AMN Services, LLC is a healthcare services and staffing company that recruits nurses for temporary contract assignments.
Kennedy Donohue worked as a nurse recruiter at AMN’s San Diego offices. In that role, Donohue did not have predetermined shifts but was expected to work eight hours per day.
Under California law, employers must generally provide employees with one 30-minute meal period that begins no later than the end of the fifth hour of work and another 30-minute meal period that begins no later than the end of the tenth hour of work. If an employer does not provide an employee with a compliant meal period, then “the employer shall pay the employee one additional hour of pay at the employee’s regular rate of compensation for each workday that the meal . . . period is not provided.”
Per AMN’s company policy, nurse recruiters were provided with 30 minute meal periods beginning no later than the end of the fifth hour of work.
AMN used an electronic timekeeping system called TeamTime to track its employees’ compensable time. Employees used their work desktop computers to punch in and out of Team Time, including at the beginning of the day, at the beginning of lunch, at the end of lunch, and at the end of the day.
Team Time rounded the time punches to the nearest 10-minute increment. For example, if an employee clocked out for lunch at 11:02 a.m. and clocked in after lunch at 11:25 a.m., Team Time would have recorded the time punches as 11:00 a.m. and 11:30 a.m. Although the actual meal period was 23 minutes, Team Time would have recorded the meal period as 30 minutes.
AMN relied on the rounded time punches generated by Team Time to determine whether a meal period was short or delayed.

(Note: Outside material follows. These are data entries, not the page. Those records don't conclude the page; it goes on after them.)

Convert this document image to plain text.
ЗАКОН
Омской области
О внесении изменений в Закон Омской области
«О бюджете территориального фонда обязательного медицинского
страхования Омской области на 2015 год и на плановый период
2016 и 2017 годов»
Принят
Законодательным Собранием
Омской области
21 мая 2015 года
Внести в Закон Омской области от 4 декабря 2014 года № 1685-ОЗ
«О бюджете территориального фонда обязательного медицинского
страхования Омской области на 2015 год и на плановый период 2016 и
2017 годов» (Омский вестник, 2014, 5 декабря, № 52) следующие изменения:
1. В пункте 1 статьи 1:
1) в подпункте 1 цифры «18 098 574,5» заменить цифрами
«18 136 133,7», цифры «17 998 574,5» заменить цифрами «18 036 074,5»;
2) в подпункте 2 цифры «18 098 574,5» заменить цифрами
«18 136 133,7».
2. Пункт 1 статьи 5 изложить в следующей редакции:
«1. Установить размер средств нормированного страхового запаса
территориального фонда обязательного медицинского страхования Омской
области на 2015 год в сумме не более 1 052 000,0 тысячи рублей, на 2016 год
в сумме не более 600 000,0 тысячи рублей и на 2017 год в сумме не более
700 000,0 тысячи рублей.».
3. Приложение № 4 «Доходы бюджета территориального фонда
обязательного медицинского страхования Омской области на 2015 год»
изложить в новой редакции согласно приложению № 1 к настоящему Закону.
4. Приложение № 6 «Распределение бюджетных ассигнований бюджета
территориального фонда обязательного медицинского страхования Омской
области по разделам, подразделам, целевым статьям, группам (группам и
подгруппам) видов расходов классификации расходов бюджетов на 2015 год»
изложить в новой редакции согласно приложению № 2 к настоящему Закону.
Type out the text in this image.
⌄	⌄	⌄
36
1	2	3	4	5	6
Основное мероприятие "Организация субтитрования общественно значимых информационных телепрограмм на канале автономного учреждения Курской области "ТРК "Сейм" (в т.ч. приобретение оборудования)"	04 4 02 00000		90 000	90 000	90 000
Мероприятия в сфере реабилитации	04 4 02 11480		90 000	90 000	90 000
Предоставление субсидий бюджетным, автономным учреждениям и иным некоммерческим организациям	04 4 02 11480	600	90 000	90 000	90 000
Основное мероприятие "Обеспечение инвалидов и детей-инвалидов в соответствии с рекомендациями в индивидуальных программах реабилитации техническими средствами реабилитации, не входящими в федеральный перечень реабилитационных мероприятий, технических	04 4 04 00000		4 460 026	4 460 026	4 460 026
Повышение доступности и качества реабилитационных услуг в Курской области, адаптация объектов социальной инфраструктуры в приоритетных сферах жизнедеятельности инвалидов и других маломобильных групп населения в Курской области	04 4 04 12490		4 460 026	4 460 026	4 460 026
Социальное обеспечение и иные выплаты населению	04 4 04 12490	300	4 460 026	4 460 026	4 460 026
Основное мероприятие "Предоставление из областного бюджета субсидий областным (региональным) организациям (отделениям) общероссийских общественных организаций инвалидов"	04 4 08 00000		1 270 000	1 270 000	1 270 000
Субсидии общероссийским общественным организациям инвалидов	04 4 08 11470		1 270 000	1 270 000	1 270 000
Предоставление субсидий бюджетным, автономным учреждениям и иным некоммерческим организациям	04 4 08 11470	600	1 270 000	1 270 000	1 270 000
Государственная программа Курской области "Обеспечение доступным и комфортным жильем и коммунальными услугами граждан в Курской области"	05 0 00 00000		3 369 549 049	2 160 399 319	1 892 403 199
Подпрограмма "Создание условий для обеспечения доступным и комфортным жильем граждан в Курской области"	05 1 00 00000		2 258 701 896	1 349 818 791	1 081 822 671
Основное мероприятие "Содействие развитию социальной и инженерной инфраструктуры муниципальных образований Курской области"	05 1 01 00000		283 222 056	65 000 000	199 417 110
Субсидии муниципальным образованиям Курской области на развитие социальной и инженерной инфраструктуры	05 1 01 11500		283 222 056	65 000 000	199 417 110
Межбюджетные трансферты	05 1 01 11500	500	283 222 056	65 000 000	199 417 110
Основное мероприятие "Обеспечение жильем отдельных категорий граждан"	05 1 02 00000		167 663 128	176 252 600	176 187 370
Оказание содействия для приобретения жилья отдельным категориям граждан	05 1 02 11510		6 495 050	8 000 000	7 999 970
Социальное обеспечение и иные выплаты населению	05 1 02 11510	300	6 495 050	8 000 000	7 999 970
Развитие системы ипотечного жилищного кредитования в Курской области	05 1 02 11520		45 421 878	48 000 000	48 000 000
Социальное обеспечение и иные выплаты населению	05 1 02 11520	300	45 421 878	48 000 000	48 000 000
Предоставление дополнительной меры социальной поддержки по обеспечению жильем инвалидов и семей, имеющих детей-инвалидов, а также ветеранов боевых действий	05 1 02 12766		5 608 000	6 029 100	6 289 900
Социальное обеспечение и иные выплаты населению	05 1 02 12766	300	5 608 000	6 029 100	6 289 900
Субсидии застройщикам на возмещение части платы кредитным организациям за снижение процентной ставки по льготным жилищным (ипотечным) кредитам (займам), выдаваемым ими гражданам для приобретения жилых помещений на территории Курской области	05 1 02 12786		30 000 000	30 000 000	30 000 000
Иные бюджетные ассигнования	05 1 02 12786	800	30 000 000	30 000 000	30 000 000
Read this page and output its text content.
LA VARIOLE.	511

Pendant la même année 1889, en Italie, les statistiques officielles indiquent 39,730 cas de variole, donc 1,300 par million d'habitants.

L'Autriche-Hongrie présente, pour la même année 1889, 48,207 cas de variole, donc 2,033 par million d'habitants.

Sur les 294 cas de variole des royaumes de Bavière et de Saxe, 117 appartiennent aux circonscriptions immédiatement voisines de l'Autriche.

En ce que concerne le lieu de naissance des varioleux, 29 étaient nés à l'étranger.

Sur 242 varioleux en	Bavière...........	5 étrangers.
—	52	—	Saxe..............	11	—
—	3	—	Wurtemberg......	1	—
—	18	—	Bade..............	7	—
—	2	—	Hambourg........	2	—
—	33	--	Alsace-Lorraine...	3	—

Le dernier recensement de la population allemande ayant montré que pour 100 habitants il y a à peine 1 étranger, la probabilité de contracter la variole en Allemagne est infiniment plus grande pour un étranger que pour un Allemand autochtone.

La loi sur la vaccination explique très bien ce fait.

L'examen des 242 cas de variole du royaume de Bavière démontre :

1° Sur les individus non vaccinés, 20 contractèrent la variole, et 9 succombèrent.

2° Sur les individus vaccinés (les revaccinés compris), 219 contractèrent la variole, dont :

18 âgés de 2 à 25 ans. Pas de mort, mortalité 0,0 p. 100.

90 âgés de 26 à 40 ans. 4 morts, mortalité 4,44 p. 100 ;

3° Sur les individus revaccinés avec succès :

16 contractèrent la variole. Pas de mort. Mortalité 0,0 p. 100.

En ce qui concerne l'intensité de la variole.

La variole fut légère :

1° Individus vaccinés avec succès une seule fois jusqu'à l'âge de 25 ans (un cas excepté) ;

In April 2014, Donohue filed a class action lawsuit against AMN. Donohue alleged various wage and hour violations, including the meal period claim at issue here.
The trial court granted AMN’s motion for summary judgment, and the Court of Appeal affirmed the dismissal, reasoning that AMN’s rounding policy fairly compensated employees over time, and there was insufficient evidence that supervisors at AMN prevented employees from taking compliant meal periods. .
The California Supreme Court reversed in the case of Donohue v AMN Services, LLC.
The Supreme Court concluded that “employers cannot engage in the practice of rounding time punches – that is, adjusting the hours that an employee has actually worked to the nearest preset time increment – in the meal period context. The meal period provisions are designed to prevent even minor infringements on meal period requirements, and rounding is incompatible with that objective.”
It also held that “that time records showing noncompliant meal periods raise a rebuttable presumption of meal period violations, including at the summary judgment stage.”